Nouvelles usines à Helmi, image @Citoyenne Mirja.
- Il faut espérer que non et je pense que déjà ça va dans le bon sens, elle a commencé à diminuer depuis quelques jours, le Gouvernement et le Capitaine Kaapo semblent avoir pris la mesure de leur erreur de diagnostique et procéder à des investissements dans des secteurs moins qualifiés où la main d’œuvre pourra se réorienter plus naturellement et ainsi utiliser ce trop plein de liquidités qui n'attendent qu'à changer de mains.
- En somme la situation n'est pas catastrophique ?
- Non vous savez, le temps où tout le monde était terrorisé par l'inflation est révolu, les théories économiques ont fait du chemin et nous comprenons maintenant que les scénarios de surinflation comme certains pays ont pu en connaitre par le passé survenaient dans des situations économiques et politiques très particulières et exceptionnelles. Nous en sommes loin aujourd'hui.

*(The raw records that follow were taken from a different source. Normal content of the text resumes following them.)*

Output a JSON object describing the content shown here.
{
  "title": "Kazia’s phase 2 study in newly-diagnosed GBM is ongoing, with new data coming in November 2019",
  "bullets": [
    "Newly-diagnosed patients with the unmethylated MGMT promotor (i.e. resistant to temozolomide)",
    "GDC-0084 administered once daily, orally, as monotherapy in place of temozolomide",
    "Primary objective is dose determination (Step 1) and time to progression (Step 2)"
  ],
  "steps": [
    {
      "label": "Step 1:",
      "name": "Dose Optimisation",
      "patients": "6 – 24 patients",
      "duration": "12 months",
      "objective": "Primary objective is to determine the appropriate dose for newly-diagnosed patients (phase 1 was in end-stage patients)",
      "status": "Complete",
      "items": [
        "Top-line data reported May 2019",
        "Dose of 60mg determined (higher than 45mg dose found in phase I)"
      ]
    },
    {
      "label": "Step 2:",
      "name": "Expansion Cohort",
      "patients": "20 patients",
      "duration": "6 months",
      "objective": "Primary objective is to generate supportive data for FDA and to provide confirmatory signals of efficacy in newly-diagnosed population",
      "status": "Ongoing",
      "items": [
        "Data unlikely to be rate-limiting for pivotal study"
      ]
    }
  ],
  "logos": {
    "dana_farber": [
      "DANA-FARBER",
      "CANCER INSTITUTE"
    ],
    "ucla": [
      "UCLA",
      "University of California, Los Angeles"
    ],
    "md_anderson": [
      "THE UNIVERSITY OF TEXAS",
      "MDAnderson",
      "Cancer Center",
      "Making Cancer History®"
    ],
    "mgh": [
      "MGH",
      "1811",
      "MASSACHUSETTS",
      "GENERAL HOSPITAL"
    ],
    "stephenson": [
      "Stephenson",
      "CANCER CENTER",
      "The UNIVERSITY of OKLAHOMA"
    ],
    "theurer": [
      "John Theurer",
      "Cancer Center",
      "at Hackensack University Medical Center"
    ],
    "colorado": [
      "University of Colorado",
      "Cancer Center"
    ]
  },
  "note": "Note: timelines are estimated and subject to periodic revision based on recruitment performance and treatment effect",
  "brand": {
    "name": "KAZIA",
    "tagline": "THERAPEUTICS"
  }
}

Toutefois ce n'est pas une raison pour relâcher complètement notre attention et le Gouvernement le sait, car au delà de l'augmentation des prix pour les consommateurs qui ne devrait pas être trop problématique si le marché du travail s'adapte suffisamment vite, l'inflation pénalise également les investissements publics qui fonctionnent sur la dette. En effet, si une inflation régulière permet d'avaler une dette déjà contractée, elle rend beaucoup plus problématique de s'endetter quand la valeur de la monnaie est basse, puisque ces taux faibles pour le moment remonteront dans le futur, faisant artificiellement augmenter le coût de la dette ce qui la rendra beaucoup plus difficile à rembourser d'ici quelques années. Donc le Gouvernement a intérêt à régler tout ça sans tarder, car à l'heure actuelle tous ses investissements lui coûtent plus chers que ce qu'ils ne valent réellement.
- Qu'est-ce qu'on dit ? Merci Pertti ! Allez à la semaine prochaine.